En 2023, j’ai démissionné de mon poste d’océanographe à la faculté d’océanographie de l’Université du Rhode Island. J’ai pris cette décision lorsque j’ai réalisé que la recherche académique non seulement n’était pas efficace pour traiter du changement climatique, mais pire encore, qu’elle pouvait en retarder les efforts.
L’océanographie avait de nombreux points d’attraction. Nous passions des semaines en mer, à bord de navires de recherche impressionnants, utilisant des technologies avancées et des robots pour explorer les parties les plus reculées du globe. Tout ce travail avait pour but d’apporter une contribution significative à la science océanographique, qui est intrinsèquement liée à notre compréhension du climat. En effet, l’importance des océans ne doit pas être sous-estimée : ils produisent une grande partie de l’oxygène que nous respirons, absorbent la plupart du dioxyde de carbone dans l’atmosphère et jouent un rôle crucial dans la distribution de la chaleur autour de la planète. En bref, ce sont nos océans qui déterminent en grande partie le climat terrestre.
Semblable à la majorité de mes confrères océanographes, j’étais désireuse d’enseigner, motivée par l’envie d’aider à atténuer la crise climatique. Toutefois, même les chercheurs avec les intentions les plus louables se trouvent souvent contraints par la pression croissante au sein de leurs institutions d’obtenir des financements privés. Ce tiraillement entre l’ambition de faire face à l’échauffement climatique et la nécessité d’amasser des fonds pour financer une recherche a conduit les chercheurs à privilégier la science du changement climatique au détriment de la recherche de solutions.
Le « solutionnisme technologique » signifie qu’il est nécessaire d’obtenir des fonds en proposant des idées intéressantes aux financeurs, qu’ils soient publics, privés ou philanthropiques. Il faut que ces idées soient présentées d’une manière qui les rende attrayantes pour la société, et pour cela, intégrer la science dans le débat sur le changement climatique est souvent la meilleure manière d’y parvenir.

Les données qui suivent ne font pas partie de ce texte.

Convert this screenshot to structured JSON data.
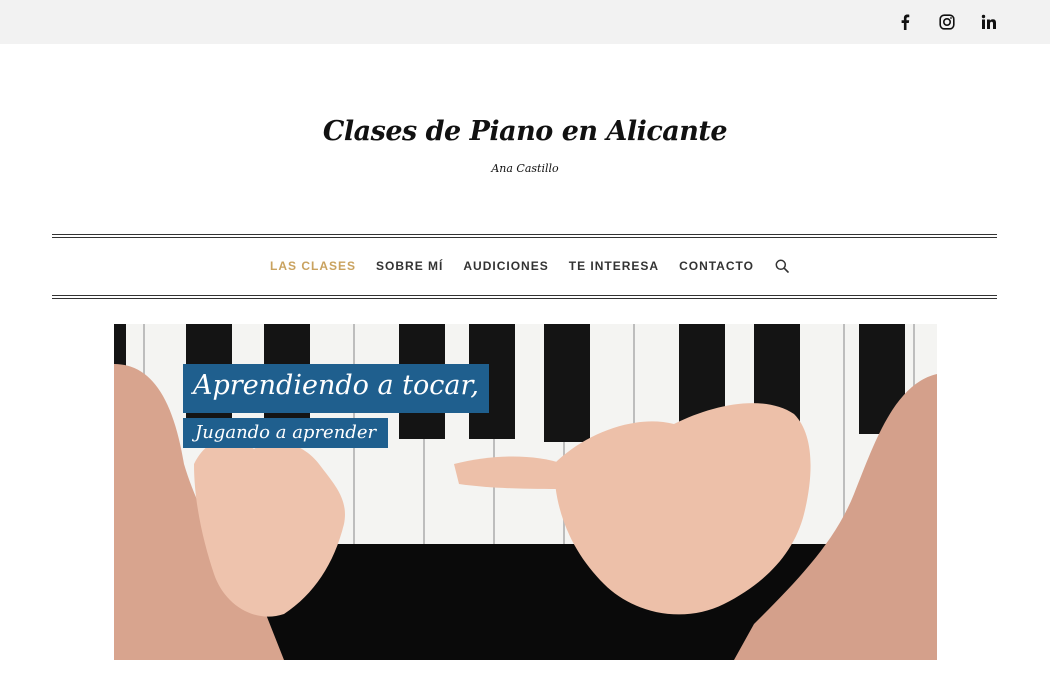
{
  "social": {
    "facebook_icon": "facebook-icon",
    "instagram_icon": "instagram-icon",
    "linkedin_icon": "linkedin-icon"
  },
  "header": {
    "title": "Clases de Piano en Alicante",
    "tagline": "Ana Castillo"
  },
  "nav": {
    "items": [
      {
        "label": "LAS CLASES",
        "active": true
      },
      {
        "label": "SOBRE MÍ",
        "active": false
      },
      {
        "label": "AUDICIONES",
        "active": false
      },
      {
        "label": "TE INTERESA",
        "active": false
      },
      {
        "label": "CONTACTO",
        "active": false
      }
    ],
    "search_icon": "search-icon"
  },
  "hero": {
    "caption_line1": "Aprendiendo a tocar,",
    "caption_line2": "Jugando a aprender"
  },
  "colors": {
    "accent": "#c9a25f",
    "caption_bg": "#1f5f8e",
    "topbar_bg": "#f2f2f2"
  }
}
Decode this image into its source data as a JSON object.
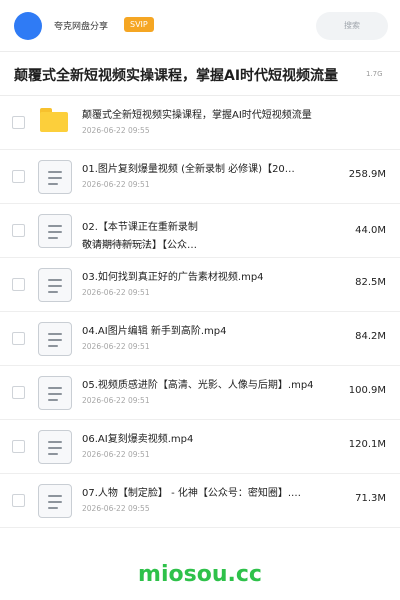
{
  "header": {
    "brand": "夸克网盘分享",
    "badge": "SVIP",
    "search_placeholder": "搜索",
    "avatar_color": "#2f7bf5",
    "badge_color": "#f5a623"
  },
  "folder": {
    "title": "颠覆式全新短视频实操课程，掌握AI时代短视频流量",
    "size": "1.7G"
  },
  "files": [
    {
      "icon": "folder-icon",
      "name": "颠覆式全新短视频实操课程，掌握AI时代短视频流量",
      "date": "2026-06-22 09:55",
      "size": ""
    },
    {
      "icon": "document-icon",
      "name": "01.图片复刻爆量视频 (全新录制 必修课)【20…",
      "date": "2026-06-22 09:51",
      "size": "258.9M"
    },
    {
      "icon": "document-icon",
      "name_line1": "02.【本节课正在重新录制",
      "name_line2": "敬请期待新玩法】【公众…",
      "date": "2026-06-22 09:51",
      "size": "44.0M"
    },
    {
      "icon": "document-icon",
      "name": "03.如何找到真正好的广告素材视频.mp4",
      "date": "2026-06-22 09:51",
      "size": "82.5M"
    },
    {
      "icon": "document-icon",
      "name": "04.AI图片编辑 新手到高阶.mp4",
      "date": "2026-06-22 09:51",
      "size": "84.2M"
    },
    {
      "icon": "document-icon",
      "name": "05.视频质感进阶【高清、光影、人像与后期】.mp4",
      "date": "2026-06-22 09:51",
      "size": "100.9M"
    },
    {
      "icon": "document-icon",
      "name": "06.AI复刻爆卖视频.mp4",
      "date": "2026-06-22 09:51",
      "size": "120.1M"
    },
    {
      "icon": "document-icon",
      "name": "07.人物【制定脸】 - 化神【公众号：密知圈】.…",
      "date": "2026-06-22 09:55",
      "size": "71.3M"
    }
  ],
  "watermark": "miosou.cc",
  "watermark_color": "#2ec14a"
}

Cependant, des problèmes surgissent rapidement. Premièrement, le progrès de la recherche universitaire est entravé par sa dépendance à l’égard des financements publics. Ces derniers sont souvent sous le contrôle d’agences gouvernementales, parfois peuplées de climatosceptiques. Deuxièmement, des projets attractifs, technologiquement avancés et qui proposent des solutions immédiates sont souvent privilégiés au détriment de ceux qui ont des impacts locaux ou qui nécessitent une vision à long terme.
On a utilisé le terme « technosolutionnisme » pour qualifier cette sorte de recherche, qui mise sur des innovations futures susceptibles de diminuer les émissions, plutôt qu’en s’attaquant à l’urgence climatique. Le technosolutionnisme est souvent favorisé par les start-ups et les investisseurs de capital risque. Ce courant risqué reconnaît bien le réchauffement climatique, mais retarde les décisions et en conséquence, entrave les actions en faveur du climat.